The high court denied certiorari in Public Interest Legal Foundation, Inc. v. Benson (COA Docket No. 24-1255) on Monday, allowing prior dismissals of the lawsuit by the 6th U.S. Circuit Court of Appeals and the U.S. District Court for the Western District of Michigan to stand.

Benson cheered SCOTUS’s decision to not hear the case in a Monday statement, saying the affirmation across all levels of the judicial system shows the Department of State is doing its job in maintaining the state’s Qualified Voter File and removing individuals who shouldn’t be on it at a sufficient rate.

“Michigan is one of the most active states in the nation when it comes to keeping our voter file up to date and cancelling the registrations of people who have died,” Benson said. “The claims in this lawsuit were not supported by evidence; they were partisan attacks aimed at undermining people’s faith in our secure elections. I’m glad to see the Supreme Court acknowledge that the facts and the law still matter and stand with the lower courts that have praised Michigan’s comprehensive work to maintain accurate voter rolls.”

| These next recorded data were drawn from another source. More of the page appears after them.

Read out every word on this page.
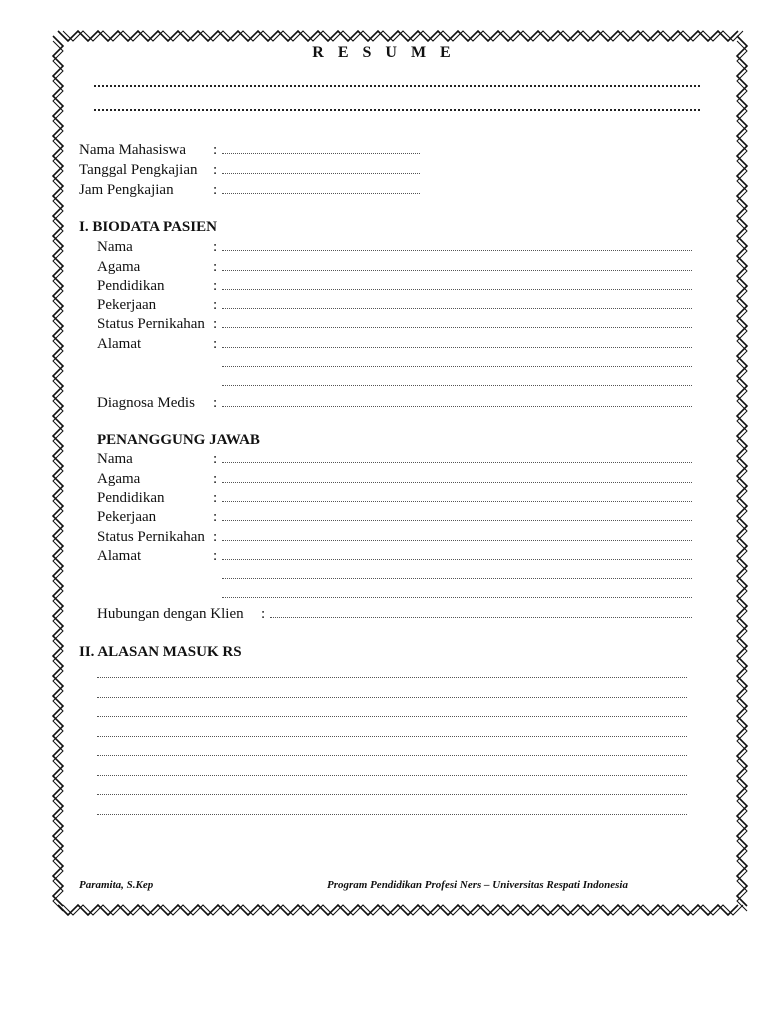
R E S U M E
Nama Mahasiswa :
Tanggal Pengkajian :
Jam Pengkajian	:
I. BIODATA PASIEN
Nama	:
Agama	:
Pendidikan	:
Pekerjaan	:
Status Pernikahan :
Alamat	:
Diagnosa Medis :
PENANGGUNG JAWAB
Nama	:
Agama	:
Pendidikan	:
Pekerjaan	:
Status Pernikahan :
Alamat	:
Hubungan dengan Klien :
II. ALASAN MASUK RS
Paramita, S.Kep	Program Pendidikan Profesi Ners – Universitas Respati Indonesia
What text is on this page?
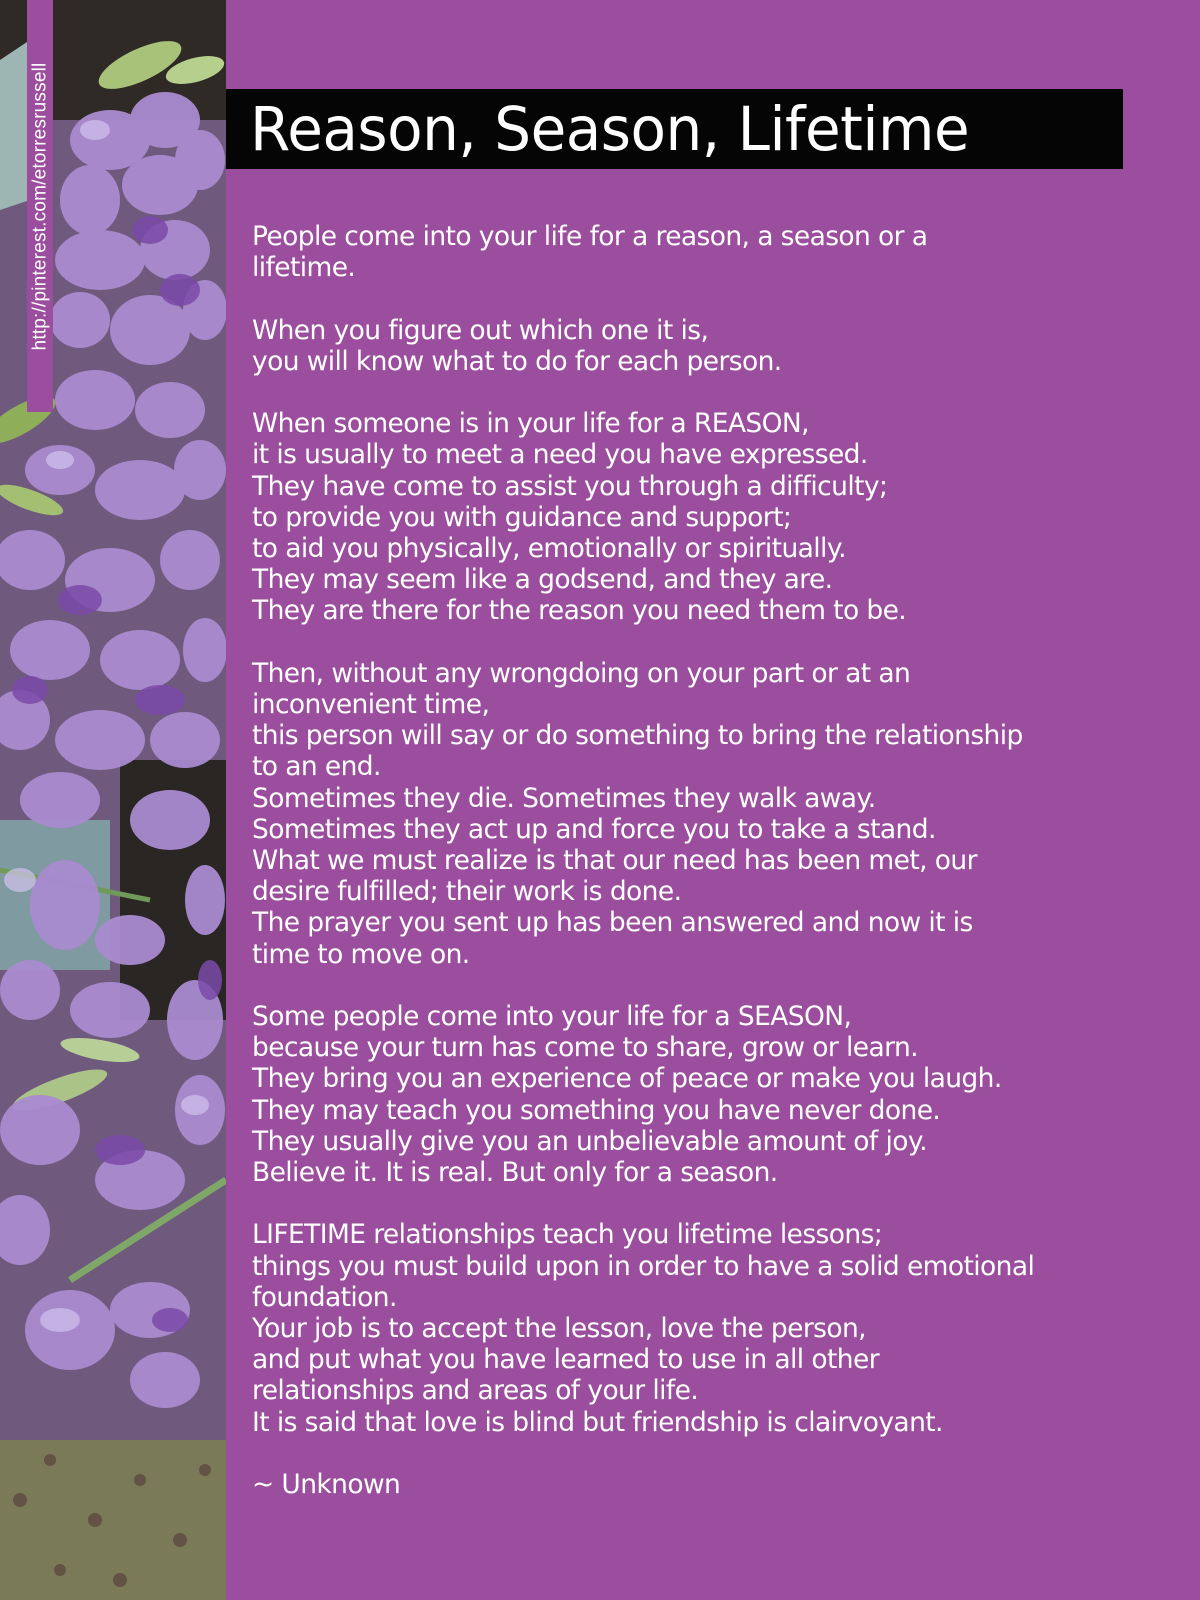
http://pinterest.com/etorresrussell	Reason, Season, Lifetime
People come into your life for a reason, a season or a
lifetime.
When you figure out which one it is,
you will know what to do for each person.
When someone is in your life for a REASON,
it is usually to meet a need you have expressed.
They have come to assist you through a difficulty;
to provide you with guidance and support;
to aid you physically, emotionally or spiritually.
They may seem like a godsend, and they are.
They are there for the reason you need them to be.
Then, without any wrongdoing on your part or at an
inconvenient time,
this person will say or do something to bring the relationship
to an end.
Sometimes they die. Sometimes they walk away.
Sometimes they act up and force you to take a stand.
What we must realize is that our need has been met, our
desire fulfilled; their work is done.
The prayer you sent up has been answered and now it is
time to move on.
Some people come into your life for a SEASON,
because your turn has come to share, grow or learn.
They bring you an experience of peace or make you laugh.
They may teach you something you have never done.
They usually give you an unbelievable amount of joy.
Believe it. It is real. But only for a season.
LIFETIME relationships teach you lifetime lessons;
things you must build upon in order to have a solid emotional
foundation.
Your job is to accept the lesson, love the person,
and put what you have learned to use in all other
relationships and areas of your life.
It is said that love is blind but friendship is clairvoyant.
~ Unknown
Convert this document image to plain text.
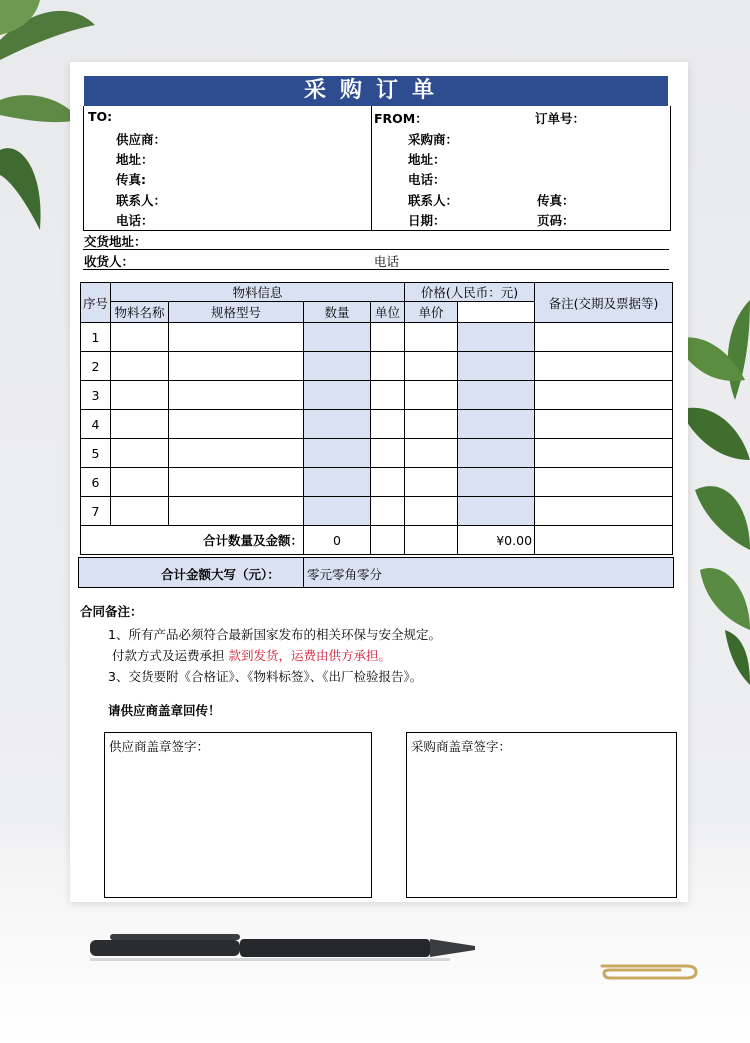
采购订单
TO:	FROM：	订单号：
供应商：
地址：
传真:
联系人：
电话：
采购商：
地址：
电话：
联系人：
日期：
传真：
页码：
交货地址：
收货人：	电话
序号	物料信息				价格(人民币：元)		备注(交期及票据等)
	物料名称	规格型号	数量	单位	单价		
1							
2							
3							
4							
5							
6							
7							
合计数量及金额：			0			¥0.00	
合计金额大写（元）： 零元零角零分
合同备注：
1、所有产品必须符合最新国家发布的相关环保与安全规定。
付款方式及运费承担 款到发货，运费由供方承担。
3、交货要附《合格证》、《物料标签》、《出厂检验报告》。
请供应商盖章回传！
供应商盖章签字：	采购商盖章签字：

Other legal challenges to the state’s policies for removing voters from the QVF or to the 2022 and 2024 elections in Michigan based on alleged illegally registered voters failed or were dismissed in courts in 2025.

Benson’s statement noted the 6th Circuit’s dismissal of the suit in particular, which included an opinion from the three-judge panel that voted unanimously to deny standing to PILF.

“A state that actively makes efforts to remove dead registrants based on state and federal death records is engaging in an inherently rational, sensible attempt at maintaining accurate voter registration lists,” the judges said in their dismissal ruling. “Michigan not only undertakes the kind of effort described ... but it also adopts additional standards as well.”

MDOS and local election officials have removed 1.4 million registrations from the QVF since 2019, making Michigan a top 10 state for actively removing deceased individuals from its voter rolls.